C’est ce qu’ont coûté à l’économie française les embouteillages en 2013, soit plus que le trou de la Sécu qui, en 2014, s’élevait à 15,3 milliards €. D’ici 2030, ce chiffre pourrait atteindre les 22 milliards. Comment résorber ce coût énorme en même temps que l’attente des conducteurs ? La dynamique des fluides, les équations aux dérivées partielles ou encore la théorie des jeux sont autant d’outils mathématiques qui pourraient résoudre ce problème. Vous ne connaissiez pas ? Nous non plus, mais maintenant oui !

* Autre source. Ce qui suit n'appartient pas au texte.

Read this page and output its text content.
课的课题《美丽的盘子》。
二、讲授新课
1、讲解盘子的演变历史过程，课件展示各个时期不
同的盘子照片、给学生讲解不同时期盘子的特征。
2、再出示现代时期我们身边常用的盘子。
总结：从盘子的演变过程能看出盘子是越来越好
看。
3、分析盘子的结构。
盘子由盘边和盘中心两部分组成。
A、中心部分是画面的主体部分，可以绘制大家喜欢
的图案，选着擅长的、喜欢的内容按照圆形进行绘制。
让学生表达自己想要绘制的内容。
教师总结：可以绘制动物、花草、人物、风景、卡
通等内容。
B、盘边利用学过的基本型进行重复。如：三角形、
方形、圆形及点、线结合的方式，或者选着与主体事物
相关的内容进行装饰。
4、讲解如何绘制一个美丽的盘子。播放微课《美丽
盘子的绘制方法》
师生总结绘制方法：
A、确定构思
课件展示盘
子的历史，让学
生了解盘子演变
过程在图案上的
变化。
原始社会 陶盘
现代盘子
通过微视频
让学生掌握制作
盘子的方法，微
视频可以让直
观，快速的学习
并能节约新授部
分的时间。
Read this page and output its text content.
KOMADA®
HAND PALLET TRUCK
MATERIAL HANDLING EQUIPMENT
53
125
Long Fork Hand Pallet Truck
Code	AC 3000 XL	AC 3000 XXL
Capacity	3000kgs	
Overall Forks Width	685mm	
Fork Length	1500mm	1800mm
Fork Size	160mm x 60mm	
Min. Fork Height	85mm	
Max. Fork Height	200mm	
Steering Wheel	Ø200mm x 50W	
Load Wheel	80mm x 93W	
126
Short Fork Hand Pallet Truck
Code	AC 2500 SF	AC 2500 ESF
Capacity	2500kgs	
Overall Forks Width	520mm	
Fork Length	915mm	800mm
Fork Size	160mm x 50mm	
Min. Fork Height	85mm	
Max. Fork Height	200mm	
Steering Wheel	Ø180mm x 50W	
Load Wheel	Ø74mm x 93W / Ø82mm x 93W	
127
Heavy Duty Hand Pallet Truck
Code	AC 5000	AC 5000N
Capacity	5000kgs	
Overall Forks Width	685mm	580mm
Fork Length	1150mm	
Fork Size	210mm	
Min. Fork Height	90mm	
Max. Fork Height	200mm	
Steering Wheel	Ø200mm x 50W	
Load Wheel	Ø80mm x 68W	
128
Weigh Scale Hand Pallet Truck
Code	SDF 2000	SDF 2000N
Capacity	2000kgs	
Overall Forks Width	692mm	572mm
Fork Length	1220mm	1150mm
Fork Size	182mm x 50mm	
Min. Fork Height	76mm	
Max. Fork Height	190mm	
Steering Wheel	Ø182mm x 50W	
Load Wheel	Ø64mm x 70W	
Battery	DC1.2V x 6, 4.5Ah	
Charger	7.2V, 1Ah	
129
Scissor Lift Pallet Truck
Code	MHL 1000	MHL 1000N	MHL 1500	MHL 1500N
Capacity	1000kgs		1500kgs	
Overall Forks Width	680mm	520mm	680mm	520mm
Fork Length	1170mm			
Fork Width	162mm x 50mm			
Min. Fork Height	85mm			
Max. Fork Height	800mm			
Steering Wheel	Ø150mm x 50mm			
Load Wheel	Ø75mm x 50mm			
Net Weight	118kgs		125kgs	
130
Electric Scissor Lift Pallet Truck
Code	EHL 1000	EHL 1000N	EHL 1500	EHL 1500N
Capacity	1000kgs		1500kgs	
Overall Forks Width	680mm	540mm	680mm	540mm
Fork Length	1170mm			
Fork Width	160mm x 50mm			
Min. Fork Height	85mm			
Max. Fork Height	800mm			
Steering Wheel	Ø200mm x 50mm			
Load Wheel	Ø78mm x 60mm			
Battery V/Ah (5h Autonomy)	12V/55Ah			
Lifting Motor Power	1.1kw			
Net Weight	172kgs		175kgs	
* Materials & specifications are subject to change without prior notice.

Paola Goatin, mathématicienne à l’Institut national de recherche en information et en automatique (Inria) a été mandatée par l’Union européenne pour chercher à résoudre la question. Sa méthode ? Étudier les dynamiques des fluides (représentant le trafic) en ajoutant quelques paramètres à l’instar de la vitesse autorisée, la rapidité à laquelle se propage un embouteillage et le nombre maximal de véhicules que la voie peut accueillir. Là, les comportements imprévisibles humains sur la route peuvent plus ou moins être calculés et étudiés.

Le paradoxe de Braess

Si une réaction logique serait de construire de nouvelles routes, elle serait en réalité vaine, comme le prouve le paradoxe de Braess, mis en évidence en 1968 par le mathématicien allemand Dietrich Braess. Ce paradoxe stipule que si une ville décide de construire une nouvelle voie A beaucoup plus rapide que les voies déjà existantes B et C, tous les automobilistes choisiront la voie A. Embouteillée, son efficacité espérée s’en retrouve annulée. Plusieurs exemples confirment ce paradoxe :

  • À la fin des années 1960 à Stuttgart, une section de route récemment construite est fermée suite aux embouteillages causés par l’agrandissement du réseau.
  • En 1990, la ville de New York ferme la 42rue, l’un des plus grands axes de la métropole. Le trafic se fluidifie considérablement.
  • Au début des années 2000, une amélioration notable du trafic autour de Séoul est constatée après la fermeture d’une voie express lors du projet de restauration d’une promenade le long du Cheonggyecheon.

Pour Guillaume Carlier, professeur en Mathématiques appliquées à l’université Paris IX Dauphine, ceci est s’explique très facilement :

Logique, les automobilistes ont un comportement égoïste, il y a un conflit entre intérêt individuel et efficacité pour la collectivité.

Paola Goatin précise que les recherches qu’elle mène visent à exploiter au mieux le réseau routier existant pour ne plus construire de nouvelles routes. Elle conclut en disant :

La voiture ne doit plus être le premier choix. Quand le réseau est saturé, il est saturé.

Aussi clair et logique que 2 et 2 font 4.